Der Bieter bzw. Auftragnehmer muss über eine für die Leistungserbringung übliche und erforderliche Betriebshaftpflichtversicherung verfügen. Das Bestehen bzw. der Abschluss einer entsprechenden Versicherung sind im Formblatt A2.1 anzugeben. Auf Verlangen der Vergabestelle ist die Versicherung nachzuweisen.

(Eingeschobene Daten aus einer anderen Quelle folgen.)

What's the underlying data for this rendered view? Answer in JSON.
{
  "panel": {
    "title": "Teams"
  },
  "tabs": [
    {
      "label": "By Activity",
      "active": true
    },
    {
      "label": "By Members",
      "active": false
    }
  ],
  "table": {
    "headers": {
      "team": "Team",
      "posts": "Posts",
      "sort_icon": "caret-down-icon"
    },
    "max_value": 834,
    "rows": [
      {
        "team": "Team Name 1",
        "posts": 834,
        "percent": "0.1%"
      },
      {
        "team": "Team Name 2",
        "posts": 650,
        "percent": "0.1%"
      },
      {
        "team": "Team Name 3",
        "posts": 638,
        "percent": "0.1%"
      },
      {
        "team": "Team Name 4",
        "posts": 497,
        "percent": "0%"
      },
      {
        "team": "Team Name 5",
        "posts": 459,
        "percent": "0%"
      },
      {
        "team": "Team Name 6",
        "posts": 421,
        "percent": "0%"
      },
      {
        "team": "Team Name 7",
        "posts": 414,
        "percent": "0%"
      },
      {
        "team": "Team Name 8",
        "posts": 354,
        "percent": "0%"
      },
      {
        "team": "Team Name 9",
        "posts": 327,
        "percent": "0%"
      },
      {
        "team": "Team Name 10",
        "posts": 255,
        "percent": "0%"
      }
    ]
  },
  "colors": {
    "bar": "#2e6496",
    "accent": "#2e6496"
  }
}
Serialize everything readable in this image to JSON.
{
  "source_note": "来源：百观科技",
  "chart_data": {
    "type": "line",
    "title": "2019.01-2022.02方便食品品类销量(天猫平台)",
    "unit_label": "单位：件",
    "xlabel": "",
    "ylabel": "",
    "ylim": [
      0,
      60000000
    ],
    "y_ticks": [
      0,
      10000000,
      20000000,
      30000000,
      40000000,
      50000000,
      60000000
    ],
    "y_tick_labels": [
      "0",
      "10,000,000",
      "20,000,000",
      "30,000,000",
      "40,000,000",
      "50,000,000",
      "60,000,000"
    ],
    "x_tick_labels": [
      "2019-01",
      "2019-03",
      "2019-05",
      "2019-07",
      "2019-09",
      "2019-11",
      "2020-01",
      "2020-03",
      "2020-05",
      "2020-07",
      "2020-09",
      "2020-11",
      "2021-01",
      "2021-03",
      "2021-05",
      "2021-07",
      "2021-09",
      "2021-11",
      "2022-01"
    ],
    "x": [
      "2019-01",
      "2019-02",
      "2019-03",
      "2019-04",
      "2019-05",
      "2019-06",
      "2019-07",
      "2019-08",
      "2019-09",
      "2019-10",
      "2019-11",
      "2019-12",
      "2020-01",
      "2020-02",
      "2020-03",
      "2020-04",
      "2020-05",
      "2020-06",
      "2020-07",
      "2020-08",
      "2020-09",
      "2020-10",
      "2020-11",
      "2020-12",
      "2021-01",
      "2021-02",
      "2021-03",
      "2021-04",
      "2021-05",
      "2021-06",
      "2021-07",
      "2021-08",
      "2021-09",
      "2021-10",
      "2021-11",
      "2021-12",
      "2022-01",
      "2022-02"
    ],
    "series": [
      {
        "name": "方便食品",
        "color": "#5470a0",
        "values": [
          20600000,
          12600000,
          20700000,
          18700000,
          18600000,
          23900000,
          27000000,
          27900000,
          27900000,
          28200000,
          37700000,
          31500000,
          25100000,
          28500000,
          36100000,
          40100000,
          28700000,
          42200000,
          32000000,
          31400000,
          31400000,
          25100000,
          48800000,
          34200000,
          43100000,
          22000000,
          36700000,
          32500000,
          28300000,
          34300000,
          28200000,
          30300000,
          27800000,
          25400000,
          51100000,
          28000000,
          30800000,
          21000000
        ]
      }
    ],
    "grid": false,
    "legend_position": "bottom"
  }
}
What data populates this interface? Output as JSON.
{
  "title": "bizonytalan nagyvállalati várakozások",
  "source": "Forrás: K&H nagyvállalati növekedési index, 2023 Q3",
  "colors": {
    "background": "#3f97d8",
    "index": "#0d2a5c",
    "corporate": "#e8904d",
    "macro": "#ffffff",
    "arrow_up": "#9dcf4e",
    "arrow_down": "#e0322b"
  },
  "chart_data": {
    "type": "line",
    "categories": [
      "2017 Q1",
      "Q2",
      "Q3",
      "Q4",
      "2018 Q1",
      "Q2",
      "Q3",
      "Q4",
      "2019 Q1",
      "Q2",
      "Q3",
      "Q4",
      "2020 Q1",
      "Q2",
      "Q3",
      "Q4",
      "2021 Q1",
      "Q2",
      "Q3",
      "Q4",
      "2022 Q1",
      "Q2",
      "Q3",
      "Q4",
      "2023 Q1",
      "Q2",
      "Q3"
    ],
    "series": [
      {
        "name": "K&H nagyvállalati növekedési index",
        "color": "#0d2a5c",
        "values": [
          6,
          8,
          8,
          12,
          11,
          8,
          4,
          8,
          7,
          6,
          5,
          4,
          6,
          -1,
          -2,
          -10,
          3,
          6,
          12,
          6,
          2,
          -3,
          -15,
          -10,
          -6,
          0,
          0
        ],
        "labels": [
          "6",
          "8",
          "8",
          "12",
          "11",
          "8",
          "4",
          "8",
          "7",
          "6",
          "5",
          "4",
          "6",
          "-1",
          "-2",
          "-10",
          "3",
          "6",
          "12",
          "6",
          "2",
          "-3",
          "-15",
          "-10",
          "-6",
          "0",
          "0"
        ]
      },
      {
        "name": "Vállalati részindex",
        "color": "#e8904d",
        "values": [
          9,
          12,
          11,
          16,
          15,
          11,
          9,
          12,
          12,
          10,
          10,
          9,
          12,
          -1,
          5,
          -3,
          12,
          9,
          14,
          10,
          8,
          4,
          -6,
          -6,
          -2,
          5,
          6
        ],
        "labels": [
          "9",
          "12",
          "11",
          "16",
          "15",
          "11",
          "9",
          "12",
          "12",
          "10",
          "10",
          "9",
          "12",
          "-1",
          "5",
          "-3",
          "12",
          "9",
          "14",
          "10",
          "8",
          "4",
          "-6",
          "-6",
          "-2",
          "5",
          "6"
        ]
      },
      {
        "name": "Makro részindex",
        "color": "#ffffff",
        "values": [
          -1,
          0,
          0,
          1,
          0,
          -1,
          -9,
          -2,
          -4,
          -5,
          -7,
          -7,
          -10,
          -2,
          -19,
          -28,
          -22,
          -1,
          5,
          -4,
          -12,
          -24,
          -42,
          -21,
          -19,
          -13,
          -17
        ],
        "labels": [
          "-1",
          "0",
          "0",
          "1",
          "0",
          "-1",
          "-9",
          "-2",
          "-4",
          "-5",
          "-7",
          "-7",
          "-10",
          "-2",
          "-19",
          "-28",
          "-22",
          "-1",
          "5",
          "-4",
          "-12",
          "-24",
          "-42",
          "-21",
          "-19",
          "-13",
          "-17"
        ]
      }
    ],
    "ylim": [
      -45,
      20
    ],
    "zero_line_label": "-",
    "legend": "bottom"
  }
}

Im Formblatt A2.1 ist zu bestätigen, dass keiner der Geschäftsführer oder Inhaber des Unternehmens innerhalb der letzten drei Jahre ein anderes Unternehmen geführt hat oder Inhaber eines solchen Unternehmens war, das innerhalb dieser Zeit entweder zahlungsunfähig wurde, oder über dessen Vermögen ein Insolvenzverfahren oder ein vergleichbares Verfahren beantragt oder eröffnet wurde, oder die Eröffnung eines solchen Verfahrens mangels Masse abgelehnt worden ist, oder sich das Unternehmen im Verfahren der Liquidation befindet oder seine Tätigkeit eingestellt hat.
Im Formblatt A2.1 ist der Umsatz (netto) anzugeben, der in den letzten drei abgeschlossenen Geschäftsjahren erzielt wurde, sowie der Umsatz (netto), der in den letzten drei abgeschlossenen Geschäftsjahren mit vergleichbaren Leistungen erzielt wurde. Vergleichbar sind Umsätze aus Arbeitnehmerüberlassungsleistungen im Bereich Triebfahrzeugführer.
Im Formblatt A2.1 ist die Zahl der Leiharbeitnehmer anzugeben. In Bezug auf die Anzahl der Leiharbeitnehmer gilt die folgende Mindestanforderung: Der Bieter muss über mindestens fünf (5) Leiharbeitnehmer (Triebfahrzeugführer) verfügen. Berücksichtigt werden festangestellte Leiharbeitnehmer in Vollzeit und entsprechende Teilzeitäquivalente.
In Formblatt A2.1 ist zu erklären, ob der Bieter über die zur Ausführung der ausgeschriebenen Leistung (Arbeitnehmerüberlassung Triebfahrzeugführer) erforderliche Erlaubnis nach § 1 AÜG verfügt. Eine Ablichtung der Erlaubnis (ausgestellt von der Bundesagentur für Arbeit) ist dem Formblatt A2.1 als Anlage beizufügen.
Zuschlagskriterien
Stundenverrechnungssatz Euro netto je Einsatzstunde: Der Zuschlag wird auf das wirtschaftlichste Angebot bzw. auf die wirtschaftlichsten Angebote erteilt. Einziges Zuschlagskriterium ist der Preis. Das wirtschaftlichste Angebot ist das Angebot mit dem günstigsten Angebotspreis. Der Zuschlag wird ggf. nach der Wertungsreihenfolge auf mehrere Angebote erteilt, bis die Anzahl von insgesamt ca. 115 Triebfahrzeugführern erreicht ist. Bei gleichem Angebotspreis entscheidet ggf. das Los. Im Angebotsschreiben ist der Vergütungssatz anzugeben, zu dem die Überlassung von Arbeitnehmern gemäß Rahmenvertrag zur Arbeitnehmerüberlassung und Leistungsbeschreibung angeboten wird. Der Vergütungssatz ist als Stundenverrechnungssatz in Euro (netto) je Einsatzstunde anzugeben. Mit dieser Vergütung werden sämtliche Leistungen gemäß Rahmenvertrag und Leistungsbeschreibung abgegolten. Es gilt ein maximaler Vergütungssatz von 75 Euro (netto) je Einsatzstunde. Angebote, die den maximalen Vergütungssatz übersteigen, werden nicht zur Wertung zugelassen.